Garage Quotes
My mother, grandmother and older sister all cooked, so it was hard to get into the kitchen. So I have no talent for cooking. I was always out in the garage with my dad. I have a tool belt. I'm a repair chick.
Cheryl Ladd
All I want to know is that I can keep this house for the rest of my days and I want to make good music... and have the odd sports car in the garage, obviously!
Jay Kay
Growing up I played in garage bands and cover bands with my older brother, and he got us a gig opening up for some hippie jam band. I was 15. I felt like such an adult!
Charles Kelley
I met Woz when I was 13, at a friend's garage. He was about 18. He was, like, the first person I met who knew more electronics than I did at that point. We became good friends, because we shared an interest in computer and we had a sense of humor. We pulled all kinds of pranks together.
Steve Jobs
You can tell the difference between songs that were created in a garage and songs that were created in the studio.
Gary Cherone
I didn't feel that running away would change anything but when the roof of the garage started coming off I thought it was time to go.
John Harrison
I did get to keep the wedding dresses from 'Runaway Bride'. They're all boxed up in my garage. I've never opened them. It'll be fun one day when Hazel is taller. She can play dress-up with her friends.
Julia Roberts
I keep mementos from everything I've done. I've got my cab driver's license from 'Happiness.' I've got a pair of glasses and a belt buckle from playing John Lennon. I've got a pair of sunglasses from playing Andy Warhol... It's all in a box in the garage.
Jared Harris
I've got two old Volvos, two old Subarus, and an old Ford Ranger. If you've got an old car, you've gotta have at least several old cars, 'cause one's always gonna be in the garage.
Rip Torn
We don't have the capability today to put a human being in space of any kind, shape or form, which is absolutely, totally unacceptable when we got the greatest flying machine in the world sitting down at Kennedy in a garage there with nothing to do.
Gene Cernan
There's not a platinum record hanging in my house anywhere. It doesn't exist here. I'm over it. They're all in the garage, wrapped up in bubblewrap.
Jon Bon Jovi
When I was in New York, I was making a living. We had a summer house and a car that I could put in a garage.
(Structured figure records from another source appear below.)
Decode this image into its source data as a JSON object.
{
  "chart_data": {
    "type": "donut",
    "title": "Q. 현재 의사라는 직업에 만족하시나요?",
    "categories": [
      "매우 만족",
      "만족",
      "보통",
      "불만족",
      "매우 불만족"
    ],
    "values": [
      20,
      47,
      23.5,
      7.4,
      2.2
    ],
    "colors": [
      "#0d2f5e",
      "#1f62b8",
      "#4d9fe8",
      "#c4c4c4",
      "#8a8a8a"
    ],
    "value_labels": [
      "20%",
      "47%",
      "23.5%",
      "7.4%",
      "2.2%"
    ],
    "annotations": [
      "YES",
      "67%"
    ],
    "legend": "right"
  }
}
That's something for a stage actor.
William H. Macy
We didn't have a garage to rehearse in. We had to aggravate the folks in the house. But I got a chance to play in a beer joint, and that's how it started.
Charlie Daniels
Going to church doesn't make you a Christian any more than going to a garage makes you an automobile.
Billy Sunday
I am an obsessive garage cleaner - my wife and the neighbors make fun of me. I remember that my father was the same way, and now when I'm out there unearthing things in the garage, I realize I am becoming my dad!
Chris O'Donnell
Practical storage pieces are great if you have a basement or a garage. But when you actually live with them day in and day out, they should be beautiful to look at.
Thom Filicia
Music rhythms are mathematical patterns. When you hear a song and your body starts moving with it, your body is doing math. The kids in their parents' garage practicing to be a band may not realize it, but they're also practicing math.
Kareem Abdul-Jabbar
The Giants are usually described as rag tag, kind of a great garage sale team, and the Democrats are described as the Mommies to the Republican Daddies; and everyone hates the mommies, but wait, wait - I didn't intend to get into the pathos and thrill of being a Democratic Giants fan.
Anne Lamott
Eventually I did that, but it took a lot of twists and turns, and there were a year or two there where I was living with no money at all - no home, no car, no nothing. I was living in somebody's garage in Los Angeles at that point - for a year.
Renny Harlin
When kids can't afford to see it anymore maybe we'll have a whole resurgence of garage bands all over America and this New Wave thing will start to mean something on a grass roots level.
Lester Bangs
The doctor must have put my pacemaker in wrong. Every time my husband kisses me, the garage door goes up.
Minnie Pearl
I'd like to own my own garage and my own fishery. I'd also like to be a professional fisherman. But I'll take whatever happens.